Sagesse
IntroductionSagesse 13
Nuances du texte source · restitution Déployée
Vains par nature sont tous les humains qui ignorent Dieu : à partir des biens visibles, ils n’ont pas su reconnaître Celui qui est, et, en considérant les œuvres, ils n’ont pas reconnu l’Artisan qui les a faites.
Ils ont tenu pour des dieux gouvernant le monde soit le feu, soit le vent, soit l’air rapide, soit le cercle des étoiles, soit l’eau impétueuse, soit les luminaires du ciel.
S’ils les ont pris pour des dieux, charmés par leur beauté, qu’ils sachent combien leur Maître est supérieur : car l’Auteur même de la beauté les a créés.
Et s’ils furent frappés par leur puissance et leur activité, qu’ils comprennent à partir d’elles combien celui qui les a façonnées est plus puissant encore.
Car la grandeur et la beauté des créatures permettent de contempler, par analogie, celui qui les a fait naître.
Pourtant, le reproche qui leur revient est léger : peut-être s’égarent-ils tout en cherchant Dieu et en voulant réellement le trouver.
Vivant au milieu de ses œuvres, ils les explorent ; mais ils se laissent persuader par ce qu’ils voient, parce que les choses visibles sont belles.
Mais malgré cela, eux non plus ne sont pas sans excuse.

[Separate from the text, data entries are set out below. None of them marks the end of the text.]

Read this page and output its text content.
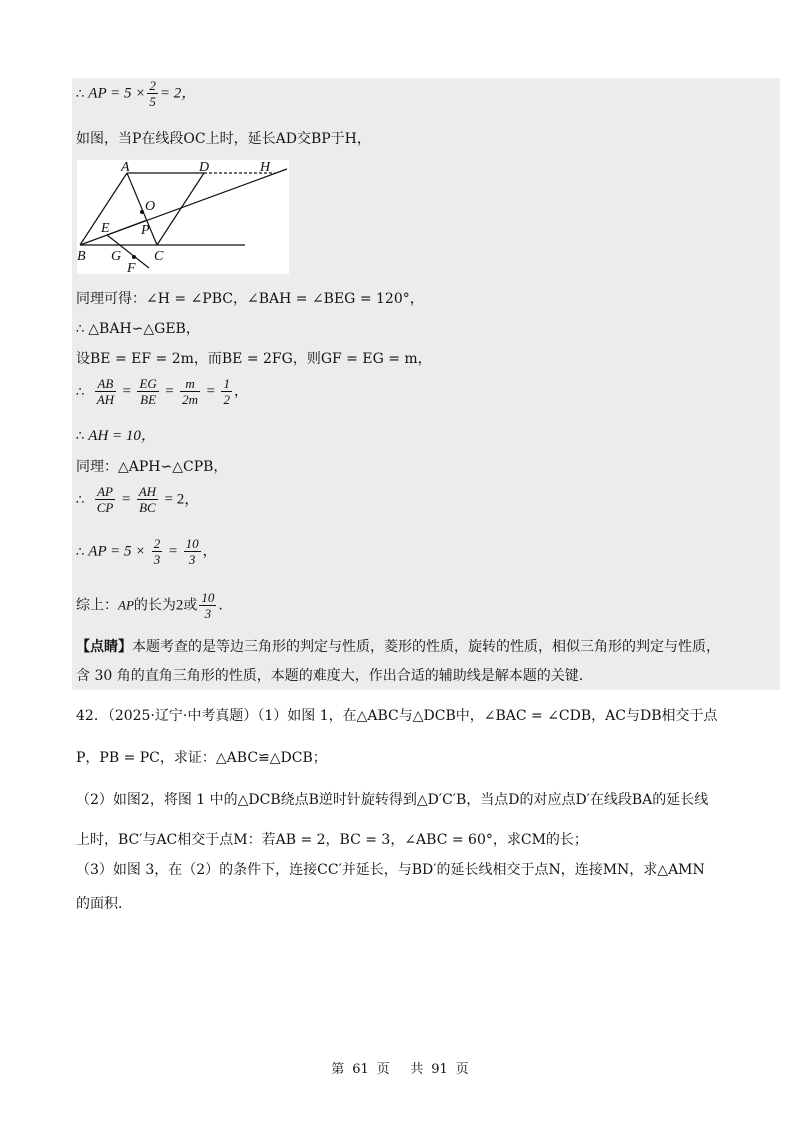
∴ AP = $5 \times \frac{2}{5} = 2$，
如图，当P在线段OC上时，延长AD交BP于H，
A	D	H
O
E P
B G C
F
同理可得：∠H = ∠PBC，∠BAH = ∠BEG = 120°，
∴ △BAH∽△GEB，
设BE = EF = 2m，而BE = 2FG，则GF = EG = m，
∴ $\frac{AB}{AH} = \frac{EG}{BE} = \frac{m}{2m} = \frac{1}{2}$ ，
∴ AH = 10，
同理：△APH∽△CPB，
∴ $\frac{AP}{CP} = \frac{AH}{BC} = 2$，
∴ AP = $5 \times \frac{2}{3} = \frac{10}{3}$ ，
综上：AP的长为2或 $\frac{10}{3}$ .
【点睛】本题考查的是等边三角形的判定与性质，菱形的性质，旋转的性质，相似三角形的判定与性质，
含 30 角的直角三角形的性质，本题的难度大，作出合适的辅助线是解本题的关键.
42．（2025·辽宁·中考真题）（1）如图 1，在△ABC与△DCB中，∠BAC = ∠CDB，AC与DB相交于点
P，PB = PC，求证：△ABC≌△DCB；
（2）如图2，将图 1 中的△DCB绕点B逆时针旋转得到△D′C′B，当点D的对应点D′在线段BA的延长线
上时，BC′与AC相交于点M：若AB = 2，BC = 3，∠ABC = 60°，求CM的长；
（3）如图 3，在（2）的条件下，连接CC′并延长，与BD′的延长线相交于点N，连接MN，求△AMN
的面积.
第 61 页 共 91 页
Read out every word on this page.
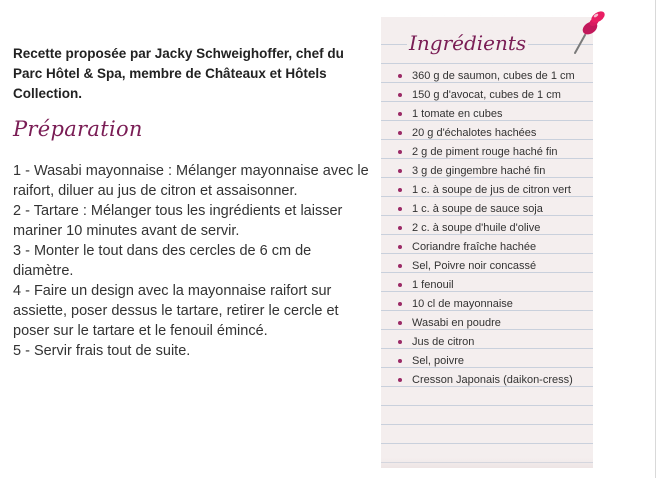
Recette proposée par Jacky Schweighoffer, chef du Parc Hôtel & Spa, membre de Châteaux et Hôtels Collection.
Préparation

1 - Wasabi mayonnaise : Mélanger mayonnaise avec le raifort, diluer au jus de citron et assaisonner.

2 - Tartare : Mélanger tous les ingrédients et laisser mariner 10 minutes avant de servir.

3 - Monter le tout dans des cercles de 6 cm de diamètre.

4 - Faire un design avec la mayonnaise raifort sur assiette, poser dessus le tartare, retirer le cercle et poser sur le tartare et le fenouil émincé.

5 - Servir frais tout de suite.

Ingrédients
360 g de saumon, cubes de 1 cm
150 g d'avocat, cubes de 1 cm
1 tomate en cubes
20 g d'échalotes hachées
2 g de piment rouge haché fin
3 g de gingembre haché fin
1 c. à soupe de jus de citron vert
1 c. à soupe de sauce soja
2 c. à soupe d'huile d'olive
Coriandre fraîche hachée
Sel, Poivre noir concassé
1 fenouil
10 cl de mayonnaise
Wasabi en poudre
Jus de citron
Sel, poivre
Cresson Japonais (daikon-cress)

Car s’ils ont pu acquérir assez de savoir pour explorer le monde, comment n’en ont-ils pas découvert plus vite le Maître ?
Mais malheureux sont ceux dont les espérances reposent sur des choses mortes, ceux qui donnent le nom de dieux aux œuvres des mains humaines : or et argent travaillés avec art, figures d’animaux ou pierre inutile façonnée jadis par une main.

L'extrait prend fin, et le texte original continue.